Yıl 2007.. Konuşurken zaman zaman öksüren kısık sesli kişi “Bu hastalık benim hayatımı kararttı, bari diğer masumlar ölmesin, onları kurtarın” diyordu. Ölümcül bir hastalığa kot...
Yıl 2007..
Konuşurken zaman zaman öksüren kısık sesli kişi “Bu hastalık benim hayatımı kararttı, bari diğer masumlar ölmesin, onları kurtarın” diyordu.
Ölümcül bir hastalığa kot kumaşlarının beyazlatılması için yapılan taşlama işinde çalışırken yakalandığını söylüyordu.
İddiasına göre, büyük markalar için merdiven altı işletmelerde sürdürülen taşlama sırasında, hiçbir koruyucu önlem alınmıyordu.
Kısık sesli, öksürüklü kişi, bu kaçak işyerlerinin isimlerini ve adreslerini de veriyor, mangal yürekli acar muhabirimiz Hatice Demircan da hiçbirini kaçırmadan not ediyordu.
Telefonda dinledikleri, Hatice’yi ağlatmıştı…
★★★
Diğer işleri bırakıp hemen bu ihbarın peşine düştük.
Karşılaştığımız durum korkunçtu:
Kot taşlama sırasında basınçlı kum püskürtülüyor, böylece kumaşın aşınması ve beyaz bir renk alması sağlanıyordu.

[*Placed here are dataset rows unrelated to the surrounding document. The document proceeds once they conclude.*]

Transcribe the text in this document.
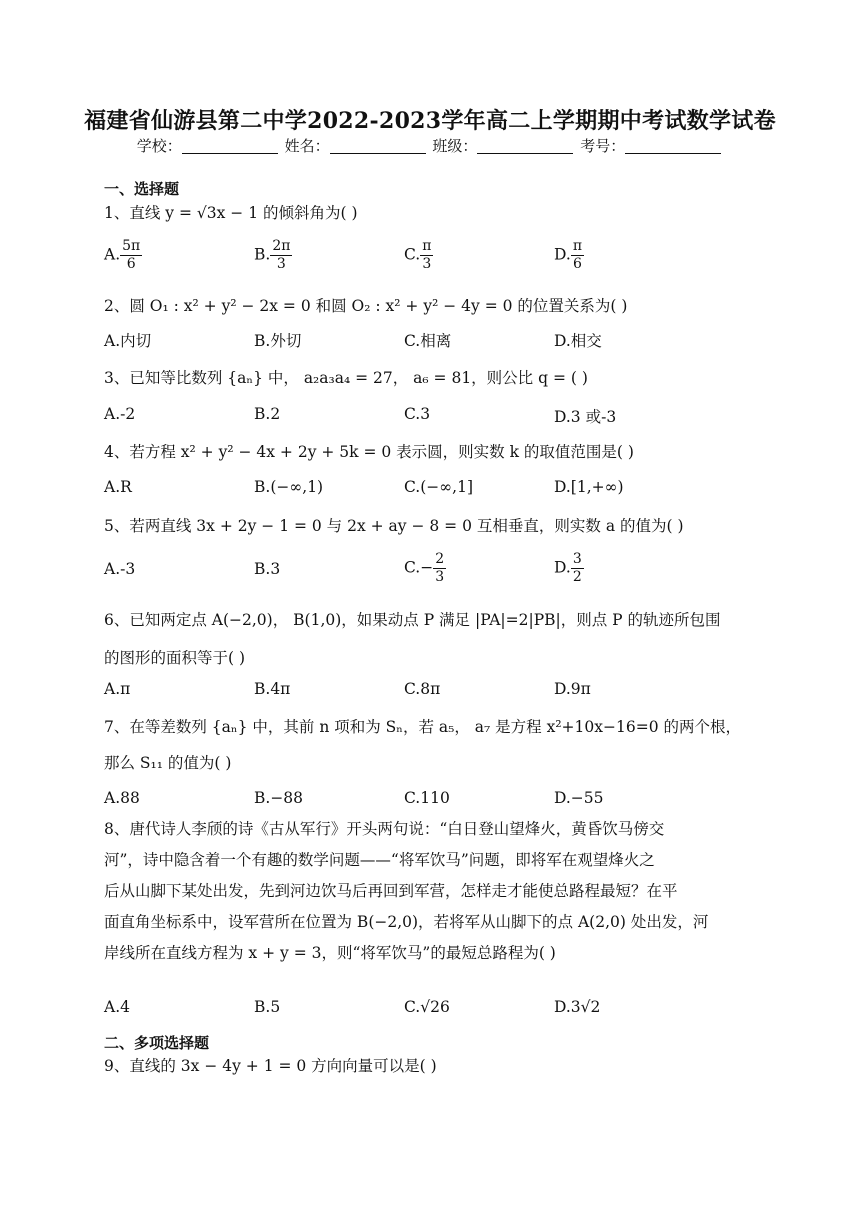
福建省仙游县第二中学2022-2023学年高二上学期期中考试数学试卷
学校：	姓名：	班级：	考号：
一、选择题
1、直线 y = √3x − 1 的倾斜角为( )
A. $\frac{5\pi}{6}$	B. $\frac{2\pi}{3}$	C. $\frac{\pi}{3}$	D. $\frac{\pi}{6}$
2、圆 O₁ : x² + y² − 2x = 0 和圆 O₂ : x² + y² − 4y = 0 的位置关系为( )
A.内切	B.外切	C.相离	D.相交
3、已知等比数列 {aₙ} 中， a₂a₃a₄ = 27， a₆ = 81，则公比 q = ( )
A.-2	B.2	C.3	D.3 或-3
4、若方程 x² + y² − 4x + 2y + 5k = 0 表示圆，则实数 k 的取值范围是( )
A.R	B.(−∞,1)	C.(−∞,1]	D.[1,+∞)
5、若两直线 3x + 2y − 1 = 0 与 2x + ay − 8 = 0 互相垂直，则实数 a 的值为( )
A.-3	B.3	$C.- \frac{2}{3}$	D. $\frac{3}{2}$
6、已知两定点 A(−2,0)， B(1,0)，如果动点 P 满足 |PA|=2|PB|，则点 P 的轨迹所包围
的图形的面积等于( )
A.π	B.4π	C.8π	D.9π
7、在等差数列 {aₙ} 中，其前 n 项和为 Sₙ，若 a₅， a₇ 是方程 x²+10x−16=0 的两个根，
那么 S₁₁ 的值为( )
A.88	B.−88	C.110	D.−55
8、唐代诗人李颀的诗《古从军行》开头两句说：“白日登山望烽火，黄昏饮马傍交
河”，诗中隐含着一个有趣的数学问题——“将军饮马”问题，即将军在观望烽火之
后从山脚下某处出发，先到河边饮马后再回到军营，怎样走才能使总路程最短？在平
面直角坐标系中，设军营所在位置为 B(−2,0)，若将军从山脚下的点 A(2,0) 处出发，河
岸线所在直线方程为 x + y = 3，则“将军饮马”的最短总路程为( )
A.4	B.5	C.√26	D.3√2
二、多项选择题
9、直线的 3x − 4y + 1 = 0 方向向量可以是( )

Kameramızı çevirdiğimiz tüm atölyelerde üç beş kuruş uğruna, sigortasız olarak çalıştırılan işçiler, kendilerini bekleyen acı sondan habersiz, saatler boyu kum zerreciklerini soluyorlardı. Oysa bu işlem için özel bölümlerin hazırlanması ve çalışanların koruyuculukları garanti edilmiş maske ve giysiler kullanmaları gerekiyordu. Ancak görüntü aldığımız yerler, kaçak olarak faaliyet gösterdiklerinden, bu kuralların hiçbirine uyulmuyordu!
Ölüm sektöründe yaklaşık 10 bin kişinin çalıştığından ne belediyelerin, ne de Sosyal Güvenlik Kurumu ve Maliye’nin haberi vardı!